Channelpedia

PubMed 16329159


Referenced in: none

Automatically associated channels: Kv11.1 , Kv7.1 , Nav1.5



Title: Pharmacogenetics of drug-induced arrhythmias: a feasibility study using spontaneous adverse drug reactions reporting data.

Authors: Marie L De Bruin, Eugène P van Puijenbroek, Madelon Bracke, Arno W Hoes, Hubert G M Leufkens

Journal, date & volume: , 2006 Feb , 15, 99-105

PubMed link: http://www.ncbi.nlm.nih.gov/pubmed/16329159


Abstract
The bottleneck in pharmacogenetic research on rare adverse drug reactions (ADR) is retrieval of patients. Spontaneous reports of ADRs may form a useful source of patients.

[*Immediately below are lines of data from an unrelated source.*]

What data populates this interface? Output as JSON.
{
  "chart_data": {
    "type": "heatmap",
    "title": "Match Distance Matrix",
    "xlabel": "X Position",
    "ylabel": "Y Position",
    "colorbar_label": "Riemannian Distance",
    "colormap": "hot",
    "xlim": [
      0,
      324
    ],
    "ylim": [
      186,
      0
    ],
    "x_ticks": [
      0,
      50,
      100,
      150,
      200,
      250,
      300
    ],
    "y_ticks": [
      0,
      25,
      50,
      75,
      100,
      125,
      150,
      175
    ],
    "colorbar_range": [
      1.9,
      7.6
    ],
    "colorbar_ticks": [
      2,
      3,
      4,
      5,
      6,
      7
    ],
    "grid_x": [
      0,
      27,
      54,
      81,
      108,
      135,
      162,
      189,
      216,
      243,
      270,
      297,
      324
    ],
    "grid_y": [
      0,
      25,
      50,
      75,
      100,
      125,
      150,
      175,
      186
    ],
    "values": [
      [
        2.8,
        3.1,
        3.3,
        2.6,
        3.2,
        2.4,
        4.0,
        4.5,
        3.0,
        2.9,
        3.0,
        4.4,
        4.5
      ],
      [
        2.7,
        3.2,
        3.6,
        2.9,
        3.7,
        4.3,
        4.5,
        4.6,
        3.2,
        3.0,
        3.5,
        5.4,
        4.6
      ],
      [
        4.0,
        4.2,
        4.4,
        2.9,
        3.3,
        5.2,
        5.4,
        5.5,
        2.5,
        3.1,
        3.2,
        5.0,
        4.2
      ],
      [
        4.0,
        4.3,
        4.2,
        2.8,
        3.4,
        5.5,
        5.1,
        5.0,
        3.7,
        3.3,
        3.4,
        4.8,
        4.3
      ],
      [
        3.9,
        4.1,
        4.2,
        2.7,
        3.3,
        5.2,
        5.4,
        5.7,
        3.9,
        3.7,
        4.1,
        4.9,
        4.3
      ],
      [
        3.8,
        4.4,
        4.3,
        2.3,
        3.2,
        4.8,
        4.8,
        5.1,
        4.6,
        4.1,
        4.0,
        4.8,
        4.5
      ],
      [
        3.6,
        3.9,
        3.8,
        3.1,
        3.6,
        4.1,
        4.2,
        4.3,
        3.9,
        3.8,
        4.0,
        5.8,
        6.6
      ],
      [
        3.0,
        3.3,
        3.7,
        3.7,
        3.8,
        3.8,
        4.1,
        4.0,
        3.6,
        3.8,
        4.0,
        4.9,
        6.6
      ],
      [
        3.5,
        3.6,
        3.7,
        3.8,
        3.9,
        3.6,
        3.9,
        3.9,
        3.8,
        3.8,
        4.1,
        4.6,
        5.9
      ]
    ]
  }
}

We investigated the feasibility of a pharmacogenetic study, in which cases were selected from the database of a spontaneous reporting system for ADRs, using drug-induced arrhythmias as an example.Reports of drug-induced arrhythmias to proarrhythmic drugs were selected from the database of the Netherlands Pharmacovigilance Centre (1996-2003). Information on the patient's general practitioner (GP) was obtained from the original report, or from another health care provider who reported the event. GPs were contacted and asked to recruit the patient as well as two age, gender and drug matched controls. Patients were asked to fill a questionnaire and provide a buccal swab DNA sample through the mail. DNA samples were screened for 10 missense mutations in 5 genes associated with the congenital long-QT (LQT) syndrome (KCNQ1, KCNH2, SCN5A, KCNE1, KCNE2).We identified 45 eligible cases, 29 GPs could be contacted of which seven were willing to participate. Four cases and five matched controls could be included in the study, giving an overall participation rate of 9% (4/45). The main reason for GPs not being willing to participate was lack of time. Variants were identified in KCNH2, SCN5A and KCNE1.Spontaneous reporting systems for ADRs may be used for pharmacogenetic research. The methods described, however, need to be improved to increase participation and international collaboration may be required.